Se a análise levada a cabo por Fairclough tem um alcance relativamente limitado, ainda que fuja do determinismo de outras correntes, ele amplia consideravelmente o alcance do conceito de ethos:

O conceito de ethos constitui um ponto no qual podemos unir as diversas características, não apenas do discurso, mas também do comportamento em geral, que levam a construir uma versão particular do ‘eu’. Dentro dessa configuração os aspectos da análise textual nos quais me concentrei neste capítulo – controle interacional, modalidade e polidez – todos têm um papel. Com efeito, a maior parte, se não a totalidade das dimensões analiticamente separáveis do discurso e do texto, tem algumas implicações, diretas ou indiretas, para a construção do ‘eu’. (Fairclough, 2001, p. 209)

Fairclough preconiza maior atenção dos estudos da linguagem para a questão da construção do “eu”, observando que, tradicionalmente, os estudos linguísticos que lidaram com a questão do “eu” se centraram na expressão ou na emotividade, deixando de fora a perspectiva crucial do papel do discurso na constituição ou na construção do “eu”.
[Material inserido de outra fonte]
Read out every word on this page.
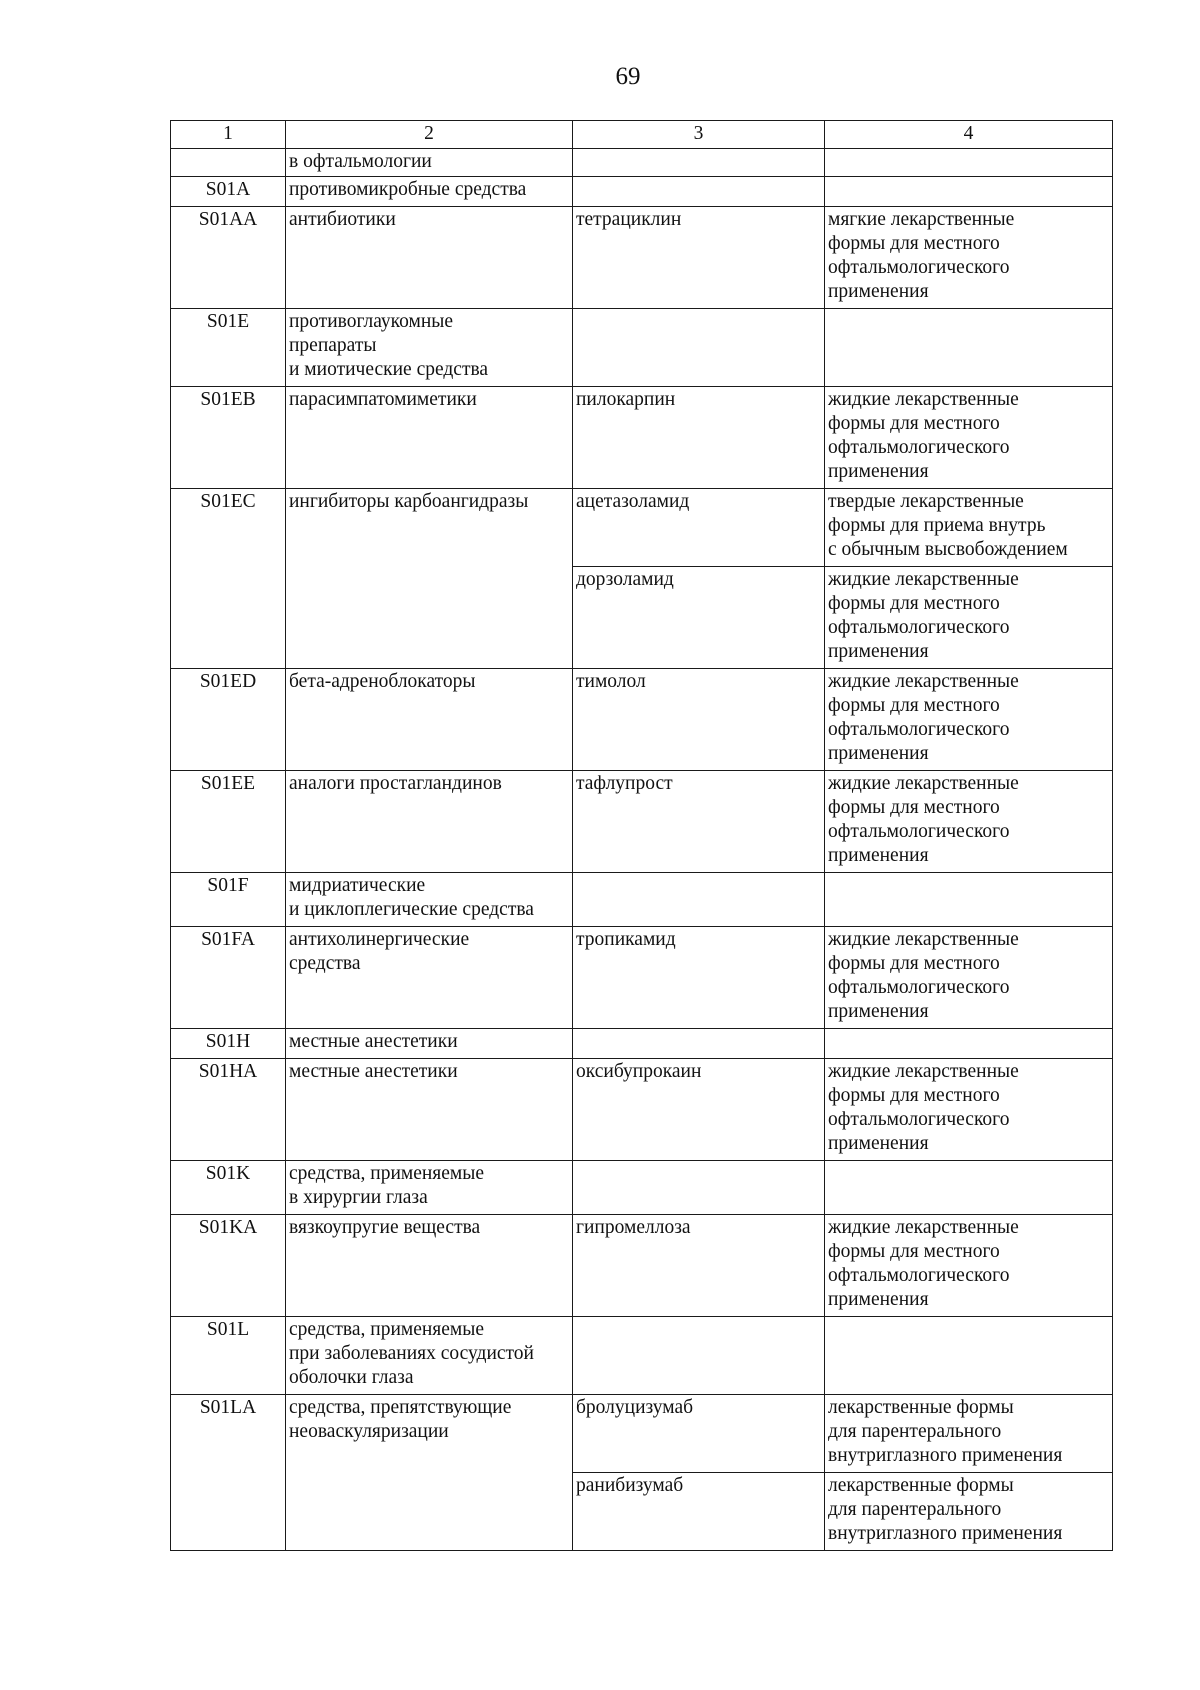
69
1	2	3	4
	в офтальмологии		
S01A	противомикробные средства		
S01AA	антибиотики	тетрациклин	мягкие лекарственные
формы для местного
офтальмологического
применения
S01E	противоглаукомные
препараты
и миотические средства		
S01EB	парасимпатомиметики	пилокарпин	жидкие лекарственные
формы для местного
офтальмологического
применения
S01EC	ингибиторы карбоангидразы	ацетазоламид	твердые лекарственные
формы для приема внутрь
с обычным высвобождением
		дорзоламид	жидкие лекарственные
формы для местного
офтальмологического
применения
S01ED	бета-адреноблокаторы	тимолол	жидкие лекарственные
формы для местного
офтальмологического
применения
S01EE	аналоги простагландинов	тафлупрост	жидкие лекарственные
формы для местного
офтальмологического
применения
S01F	мидриатические
и циклоплегические средства		
S01FA	антихолинергические
средства	тропикамид	жидкие лекарственные
формы для местного
офтальмологического
применения
S01H	местные анестетики		
S01HA	местные анестетики	оксибупрокаин	жидкие лекарственные
формы для местного
офтальмологического
применения
S01K	средства, применяемые
в хирургии глаза		
S01KA	вязкоупругие вещества	гипромеллоза	жидкие лекарственные
формы для местного
офтальмологического
применения
S01L	средства, применяемые
при заболеваниях сосудистой
оболочки глаза		
S01LA	средства, препятствующие
неоваскуляризации	бролуцизумаб	лекарственные формы
для парентерального
внутриглазного применения
		ранибизумаб	лекарственные формы
для парентерального
внутриглазного применения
Quando se enfatiza a construção, a função da identidade da linguagem começa a assumir grande importância, porque as formas pelas quais as sociedades categorizam e constroem identidades para seus membros são um aspecto fundamental do modo como elas funcionam, como as relações de poder são impostas e exercidas, como as sociedades são reproduzidas e modificadas. Focalizar a expressão, por outro lado, marginalizou completamente a função de identidade como aspecto menor da função interpessoal. (Fairclough, 2001, p. 209)

A preocupação de conceder à função identitária da linguagem seu devido peso está evidente na obra de Fairclough de 2003, em que, entretanto, não é retomado o conceito de ethos. Nessa obra, no contexto da segunda leitura de sua recontextualização da Linguística Sistêmica Funcional, de Halliday (Resende e Ramalho, 2006, p. 56-61), Fairclough propõe usar o termo “Identificação” para caracterizar “um dos três grandes tipos de sentido no texto” (Fairclough, 2003, p. 159), sendo Ação e Representação os

outros dois tipos. O significado identificacional, segundo Fairclough, relaciona-se dialeticamente com os significados acional e representacional.

De certa forma, pode-se entender que a questão do ethos deixa de ocupar um espaço relevante, na teoria de Fairclough, em razão de sua maneira de encarar a identidade, a qual tende a afastá-lo de uma preocupação com uma imagem de si produzida, essencialmente, na instância da enunciação. Para Fairclough, a identidade importa, sobretudo, como capacidade de assumir papéis sociais, formular seus interesses e agir de acordo com eles. Ele critica a ideia, advogada por teorias pós-estruturalistas e pós-modernas, de que a identidade seja um efeito do discurso, construída no discurso. Trata-se, antes de mais nada, de uma questão de consciência: “A consciência de si é uma pré-condição para processos sociais de identificação, para a construção de identidades sociais, inclusive identificação social no discurso e em textos”14. Quando

analisa a construção da “imagem” de homens públicos – Tony Blair, por exemplo – está mais preocupado com a questão da “estetização da política” do que com a instância enunciativa.